Short interest has climbed 21% over the past month to roughly 285,000 shares, the highest reading in that period. The pace of accumulation has been notable. Shares short rose more than 9% in the single week ending April 29. That said, the absolute level remains modest in the context of the stock's free float, and the ORTEX short score — currently at 36.9 out of 100 — has eased back from a recent peak of 42.4 on April 21, suggesting the build has lost some momentum heading into the event. Availability in the lending market is generous; well over three shares remain available to borrow for every one currently lent out. Borrow costs have ticked up 22% over the past week to 2.48%, but that remains well within normal territory for a large-cap name. The lending market is not signalling a squeeze.

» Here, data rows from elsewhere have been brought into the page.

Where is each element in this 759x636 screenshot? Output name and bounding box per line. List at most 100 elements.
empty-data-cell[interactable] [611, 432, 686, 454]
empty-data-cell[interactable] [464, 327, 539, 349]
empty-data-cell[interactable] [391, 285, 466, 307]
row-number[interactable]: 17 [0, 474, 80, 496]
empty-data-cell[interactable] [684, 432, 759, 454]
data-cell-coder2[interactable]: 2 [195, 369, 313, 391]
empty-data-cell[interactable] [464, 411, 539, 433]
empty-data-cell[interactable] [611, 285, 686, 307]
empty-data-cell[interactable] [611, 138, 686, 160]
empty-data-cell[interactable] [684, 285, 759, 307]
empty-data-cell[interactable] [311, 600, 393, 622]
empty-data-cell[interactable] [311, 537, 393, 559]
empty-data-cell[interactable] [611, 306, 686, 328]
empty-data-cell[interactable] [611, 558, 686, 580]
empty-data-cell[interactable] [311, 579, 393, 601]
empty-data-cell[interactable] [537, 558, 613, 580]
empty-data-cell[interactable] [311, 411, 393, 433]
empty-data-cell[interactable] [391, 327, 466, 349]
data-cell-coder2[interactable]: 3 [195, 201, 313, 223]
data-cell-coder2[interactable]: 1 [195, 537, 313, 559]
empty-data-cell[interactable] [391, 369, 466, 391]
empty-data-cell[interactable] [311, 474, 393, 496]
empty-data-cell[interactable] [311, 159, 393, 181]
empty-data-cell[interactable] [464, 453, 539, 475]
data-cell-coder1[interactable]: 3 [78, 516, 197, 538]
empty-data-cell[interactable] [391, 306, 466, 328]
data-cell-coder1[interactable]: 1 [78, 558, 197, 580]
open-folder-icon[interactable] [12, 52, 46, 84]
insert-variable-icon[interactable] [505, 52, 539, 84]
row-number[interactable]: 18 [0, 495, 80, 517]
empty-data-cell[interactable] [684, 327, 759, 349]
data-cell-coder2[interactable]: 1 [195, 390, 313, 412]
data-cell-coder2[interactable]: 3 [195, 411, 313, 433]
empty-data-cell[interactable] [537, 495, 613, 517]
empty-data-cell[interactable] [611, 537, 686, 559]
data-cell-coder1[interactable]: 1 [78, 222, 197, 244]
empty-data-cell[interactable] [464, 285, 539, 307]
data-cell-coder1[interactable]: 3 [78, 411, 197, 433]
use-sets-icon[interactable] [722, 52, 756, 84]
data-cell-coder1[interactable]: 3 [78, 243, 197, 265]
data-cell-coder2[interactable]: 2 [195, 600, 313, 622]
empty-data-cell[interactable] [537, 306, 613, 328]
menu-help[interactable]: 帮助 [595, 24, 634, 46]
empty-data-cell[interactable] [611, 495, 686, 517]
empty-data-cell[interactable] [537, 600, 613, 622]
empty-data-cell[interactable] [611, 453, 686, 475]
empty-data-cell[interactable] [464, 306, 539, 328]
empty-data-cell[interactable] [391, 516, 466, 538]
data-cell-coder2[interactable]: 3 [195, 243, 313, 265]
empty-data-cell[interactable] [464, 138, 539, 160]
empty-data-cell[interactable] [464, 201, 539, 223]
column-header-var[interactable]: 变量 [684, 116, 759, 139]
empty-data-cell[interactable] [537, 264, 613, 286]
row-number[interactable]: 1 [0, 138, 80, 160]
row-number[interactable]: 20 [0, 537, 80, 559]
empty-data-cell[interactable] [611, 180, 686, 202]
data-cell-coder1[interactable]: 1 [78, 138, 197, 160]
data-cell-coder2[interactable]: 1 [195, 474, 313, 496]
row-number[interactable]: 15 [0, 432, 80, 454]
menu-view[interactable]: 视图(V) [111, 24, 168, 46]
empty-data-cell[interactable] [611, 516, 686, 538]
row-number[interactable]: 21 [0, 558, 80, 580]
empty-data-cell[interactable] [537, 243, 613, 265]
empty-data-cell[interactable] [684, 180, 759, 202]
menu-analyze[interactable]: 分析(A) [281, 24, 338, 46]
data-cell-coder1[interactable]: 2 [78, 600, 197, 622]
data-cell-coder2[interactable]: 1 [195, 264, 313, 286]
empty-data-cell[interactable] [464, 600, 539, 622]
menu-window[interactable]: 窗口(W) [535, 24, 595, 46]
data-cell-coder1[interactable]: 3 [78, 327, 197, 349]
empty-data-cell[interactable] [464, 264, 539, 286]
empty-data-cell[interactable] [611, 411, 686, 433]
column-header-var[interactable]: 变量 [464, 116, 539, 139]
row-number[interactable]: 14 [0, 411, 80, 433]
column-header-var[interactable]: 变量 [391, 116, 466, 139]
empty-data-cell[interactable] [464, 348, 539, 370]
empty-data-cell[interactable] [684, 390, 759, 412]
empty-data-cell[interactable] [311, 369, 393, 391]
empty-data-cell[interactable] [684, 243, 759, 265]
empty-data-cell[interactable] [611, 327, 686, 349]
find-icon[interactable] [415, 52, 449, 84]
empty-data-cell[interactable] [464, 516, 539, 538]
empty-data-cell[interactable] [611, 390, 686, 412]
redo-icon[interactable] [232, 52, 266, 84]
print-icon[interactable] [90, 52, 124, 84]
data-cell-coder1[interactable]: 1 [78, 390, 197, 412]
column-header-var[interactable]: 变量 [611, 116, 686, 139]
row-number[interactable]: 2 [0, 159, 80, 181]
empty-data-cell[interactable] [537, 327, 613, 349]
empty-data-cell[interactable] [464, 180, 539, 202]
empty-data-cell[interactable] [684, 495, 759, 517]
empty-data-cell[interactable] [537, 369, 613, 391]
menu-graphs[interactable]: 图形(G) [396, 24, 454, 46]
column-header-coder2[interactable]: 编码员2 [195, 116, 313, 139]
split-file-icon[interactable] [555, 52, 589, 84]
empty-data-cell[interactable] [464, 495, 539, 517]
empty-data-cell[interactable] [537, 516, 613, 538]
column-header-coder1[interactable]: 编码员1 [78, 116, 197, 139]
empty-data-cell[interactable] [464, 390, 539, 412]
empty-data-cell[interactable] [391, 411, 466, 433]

The bull and bear debate centres on execution quality rather than existential risk. IHG has been a consistent earnings outperformer — the company's EPS surprise ranking sits in the 87th percentile of its universe, and the dividend score is among the strongest in the sector at the 92nd percentile. A £0.932-per-share dividend was distributed in early April, reinforcing the income angle. On the other side, forward earnings growth looks measured: the stock's 12-month forward EPS year-on-year increase sits in just the 30th percentile, and the EV/EBITDA of 16.5x has been drifting modestly lower over the past month. Jefferies upgraded the stock to Buy in December 2025, and JP Morgan made a significant swing from Underweight to Overweight in September 2025 — both constructive signals, though the analyst mean price target in the data is stale and should not be quoted directly. UBS issued a Neutral rating as recently as May 5, a day before the print, injecting a note of caution into the pre-earnings narrative.
The ownership picture adds an interesting layer. PineStone Asset Management — now the second-largest holder at nearly 8% of shares — added over 7.8 million shares in the most recent reported period, a substantial conviction move. FMR (Fidelity US) remains the largest holder at 9.4% with only modest recent adjustment. The top five holders account for more than 35% of shares outstanding, meaning the print will be closely watched by a concentrated set of long-term institutional owners who have built meaningful positions into the event.
After February's full-year results, the stock fell 0.65% on the day and drifted a further 2.6% lower over the following five sessions. The May 7 print will test whether that cautious post-announcement pattern reasserts itself, or whether the month-long rally of nearly 6% into these numbers has already priced in a constructive trading update.